Durante
el tiempo de la Cuaresma, de acuerdo a la tradición de la Iglesia,
intensificamos la oración, el ayuno y las obras de caridad. Pero podemos correr
el riesgo de no saber el porqué de todo esto. Ciertamente, la cuaresma nos va
preparando para la celebración del misterio pascual, a partir del cual nos
convertimos en criaturas nuevas, hijos de Dios. Es lógico ver en la liturgia
pascual una referencia directa al bautismo. Sin embargo, si la cuaresma es un
tiempo para prepararnos a la Pascua, no deja de estar presente la referencia al
bautismo.
Así
nos lo deja ver la liturgia del primer domingo de cuaresma, del ciclo B de la
Liturgia Católica. Hay una referencia a la alianza entre Dios y los hombres,
con el signo del arco iris y la figura de Noé, cual representante de la
humanidad. Esta alianza va a conseguir su plenitud en la Pascua con Jesús.
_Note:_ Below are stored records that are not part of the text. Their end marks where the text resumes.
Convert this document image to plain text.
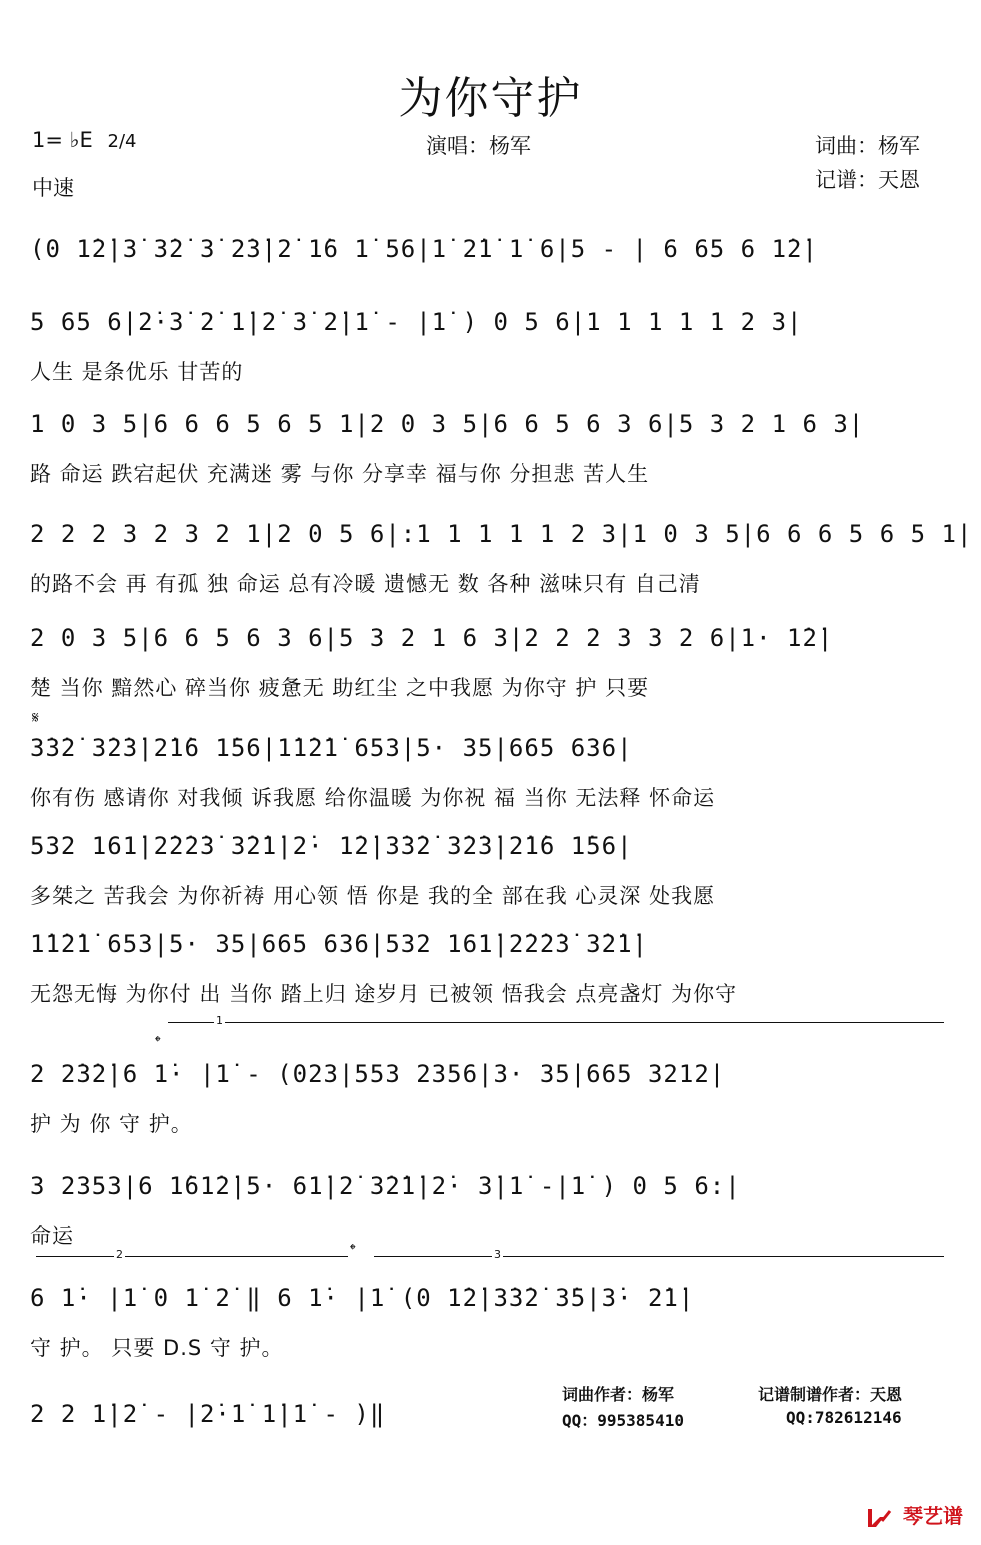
为你守护
1= ♭E 2/4
中速
演唱：杨军	词曲：杨军
记谱：天恩
(0 1̇2̇|3̇ 3̇2̇ 3̇ 2̇3̇|2̇ 1̇6 1̇ 56|1̇ 2̇1̇ 1̇ 6|5 - | 6 65 6 1̇2̇|
5 65 6|2̇·3̇ 2̇ 1̇|2̇ 3̇ 2̇|1̇ - |1̇ ) 0 5 6|1 1 1 1 1 2 3|
人生 是条优乐 甘苦的
1 0 3 5|6 6 6 5 6 5 1|2 0 3 5|6 6 5 6 3 6|5 3 2 1 6 3|
路 命运 跌宕起伏 充满迷 雾 与你 分享幸 福与你 分担悲 苦人生
2 2 2 3 2 3 2 1|2 0 5 6|:1 1 1 1 1 2 3|1 0 3 5|6 6 6 5 6 5 1|
的路不会 再 有孤 独 命运 总有冷暖 遗憾无 数 各种 滋味只有 自己清
2 0 3 5|6 6 5 6 3 6|5 3 2 1 6 3|2 2 2 3 3 2 6|1· 1̇2̇|
楚 当你 黯然心 碎当你 疲惫无 助红尘 之中我愿 为你守 护 只要
𝄋
3̇3̇2̇ 3̇2̇3̇|2̇1̇6 1̇56|1̇1̇2̇1̇ 653|5· 35|665 636|
你有伤 感请你 对我倾 诉我愿 给你温暖 为你祝 福 当你 无法释 怀命运
532 161̇|2̇2̇2̇3̇ 3̇2̇1̇|2̇· 1̇2̇|3̇3̇2̇ 3̇2̇3̇|2̇1̇6 1̇56|
多桀之 苦我会 为你祈祷 用心领 悟 你是 我的全 部在我 心灵深 处我愿
1̇1̇2̇1̇ 653|5· 35|665 636|532 161̇|2̇2̇2̇3̇ 3̇2̇1̇|
无怨无悔 为你付 出 当你 踏上归 途岁月 已被领 悟我会 点亮盏灯 为你守
1
𝄌
2 2̇3̇2̇|6 1̇· |1̇ - (023|553 2356|3· 35|665 3212|
护 为 你 守 护。
3 2353|6 1̇61̇2̇|5· 61̇|2̇ 3̇2̇1̇|2̇· 3̇|1̇ -|1̇ ) 0 5 6:|
命运
2	𝄌	3
6 1̇· |1̇ 0 1̇ 2̇ ‖ 6 1̇· |1̇ (0 1̇2̇|3̇3̇2̇ 3̇5|3̇· 2̇1̇|
守 护。 只要 D.S 守 护。
2 2 1̇|2̇ - |2̇·1̇ 1̇|1̇ - )‖
词曲作者：杨军
QQ：995385410
记谱制谱作者：天恩
QQ:782612146
琴艺谱
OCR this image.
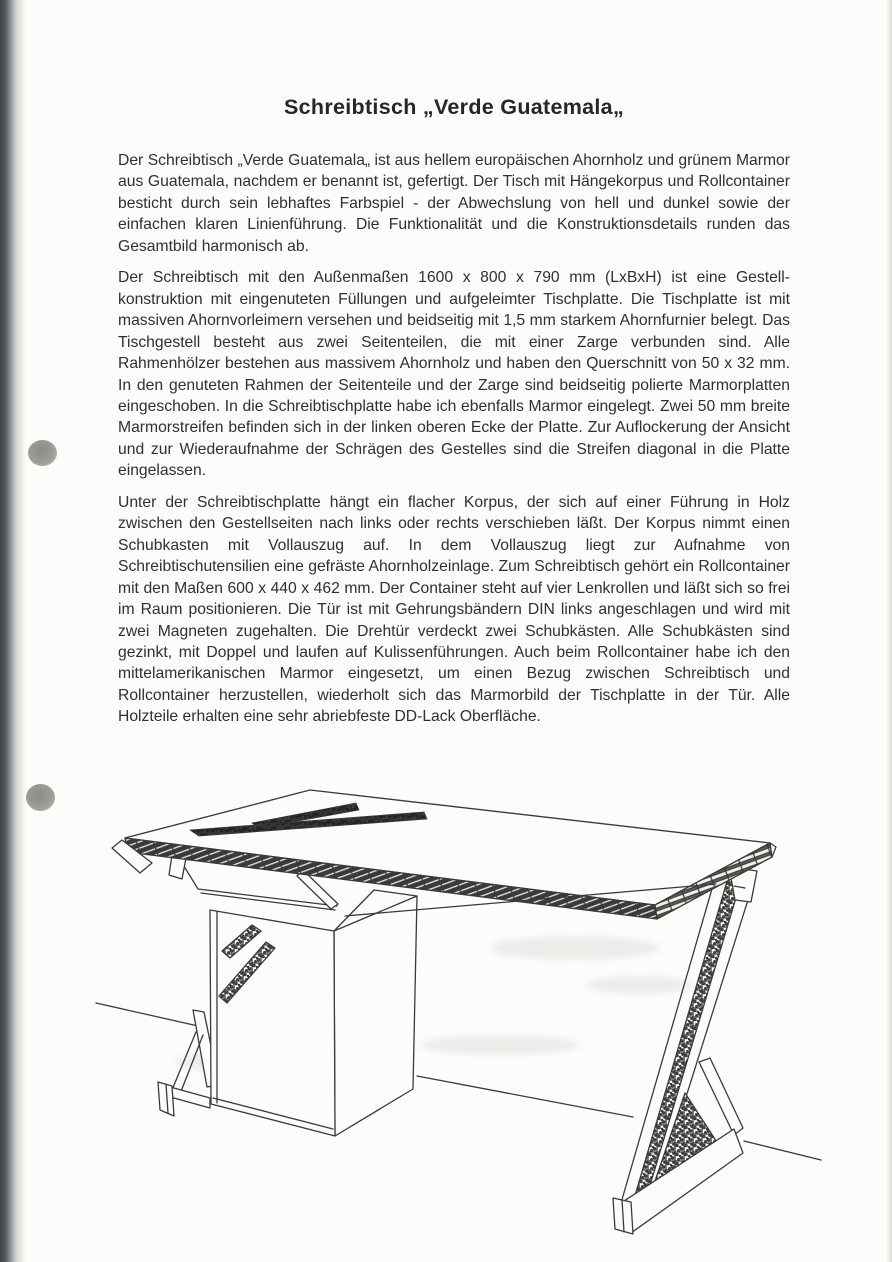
Schreibtisch „Verde Guatemala„

Der Schreibtisch „Verde Guatemala„ ist aus hellem europäischen Ahornholz und grünem Marmor aus Guatemala, nachdem er benannt ist, gefertigt. Der Tisch mit Hängekorpus und Rollcontainer besticht durch sein lebhaftes Farbspiel - der Abwechslung von hell und dunkel sowie der einfachen klaren Linienführung. Die Funktionalität und die Konstruktionsdetails runden das Gesamtbild harmonisch ab.

Der Schreibtisch mit den Außenmaßen 1600 x 800 x 790 mm (LxBxH) ist eine Gestell-konstruktion mit eingenuteten Füllungen und aufgeleimter Tischplatte. Die Tischplatte ist mit massiven Ahornvorleimern versehen und beidseitig mit 1,5 mm starkem Ahornfurnier belegt. Das Tischgestell besteht aus zwei Seitenteilen, die mit einer Zarge verbunden sind. Alle Rahmenhölzer bestehen aus massivem Ahornholz und haben den Querschnitt von 50 x 32 mm. In den genuteten Rahmen der Seitenteile und der Zarge sind beidseitig polierte Marmorplatten eingeschoben. In die Schreibtischplatte habe ich ebenfalls Marmor eingelegt. Zwei 50 mm breite Marmorstreifen befinden sich in der linken oberen Ecke der Platte. Zur Auflockerung der Ansicht und zur Wiederaufnahme der Schrägen des Gestelles sind die Streifen diagonal in die Platte eingelassen.

Unter der Schreibtischplatte hängt ein flacher Korpus, der sich auf einer Führung in Holz zwischen den Gestellseiten nach links oder rechts verschieben läßt. Der Korpus nimmt einen Schubkasten mit Vollauszug auf. In dem Vollauszug liegt zur Aufnahme von Schreibtischutensilien eine gefräste Ahornholzeinlage. Zum Schreibtisch gehört ein Rollcontainer mit den Maßen 600 x 440 x 462 mm. Der Container steht auf vier Lenkrollen und läßt sich so frei im Raum positionieren. Die Tür ist mit Gehrungsbändern DIN links angeschlagen und wird mit zwei Magneten zugehalten. Die Drehtür verdeckt zwei Schubkästen. Alle Schubkästen sind gezinkt, mit Doppel und laufen auf Kulissenführungen. Auch beim Rollcontainer habe ich den mittelamerikanischen Marmor eingesetzt, um einen Bezug zwischen Schreibtisch und Rollcontainer herzustellen, wiederholt sich das Marmorbild der Tischplatte in der Tür. Alle Holzteile erhalten eine sehr abriebfeste DD-Lack Oberfläche.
Éste, al inicio de su ministerio público, no sólo indica la llegada de la
plenitud de los tiempos, sino que hace una invitación directa, de carácter
bautismal, a todos sus oyentes: “Conviértanse y crean en el evangelio”. Todo
esto es posible, pues ha llegado el reino de Dios, cuyo personaje central es el
mismo Cristo. Éste ha vencido al demonio en el desierto, luego de las
tentaciones, y lo terminará de derrotar en la Cruz y con la Resurrección.
Pedro
nos recuerda cómo el bautismo, prefigurado en el arco iris de la alianza de
Noé, nos purifica y nos salva, y a la vez nos da presenta un compromiso: “vivir
con una buena conciencia ante Dios”. El bautismo no es sólo un rito sacramental
que se recibe en un momento determinado. Es el sacramento con el cual se inicia
el peregrinar por las sendas de la salvación. Es el sacramento mediante el cual
el creyente hace realidad el convertirse y creer en el evangelio. Todo por una razón
precisa: el bautismo nos convierte en seguidores de Jesús, en sus discípulos,
además de hacernos hijos de Dios.
La
cuaresma nos permite, como tiempo fuerte en la Iglesia, profundizar nuestra
vocación bautismal. Es decir, nuestra vocación a ser discípulos de Jesús. Por
eso, las prácticas cuaresmales se orientan, sencillamente, a ayudarnos a
madurar la opción de fe. La oración intensa e intensificada en este tiempo nos
impulsa a un encuentro vivo y permanente con el señor, encuentro al cual
podemos acceder gracias al bautismo. Los ayunos y otras prácticas cuaresmales
(penitencia, mortificación, etc…) nos ayudan a demostrarnos la capacidad de
amor que Dios ha colocado en nosotros desde el mismo bautismo: así manifestamos
nuestra total disponibilidad y generosidad ante Dios. Esta generosidad se
fortalece con las acciones de caridad (misericordia, solidaridad, comunión) con
los demás y, particularmente con los más necesitados. Precisamente por el
bautismo recibimos el mandato del amor fraterno, el cual a la vez es un don del
espíritu para nosotros: así seremos reconocidos como discípulos del mismo Señor
Jesús.
La
cuaresma nos permite reafirmar nuestra condición de bautizados. Así no sólo nos
preparamos para la gran fiesta de la Pascua, sino también volvemos a tomar
conciencia de nuestra identidad de seguidores de Jesús. Si Él venció al
tentador y lo puso en su puesto, asimismo nosotros, mediante su gracia podremos
hacerlo. Ello supone dejar a un lado los criterios del mundo y asumir los
valores del evangelio en el cual hemos de creer y adecuar nuestra existencia,
en un proceso continuo de conversión. Al hacer todo esto podremos expresar en
nuestras vidas lo que se le pide al Padre Dios en la oración colecta de este
primer domingo de cuaresma: “progresar en el conocimiento del misterio de
Cristo y traducir su efecto en una conducta irreprochable”.
+Mario
Moronta R., Obispo de San Cristóbal.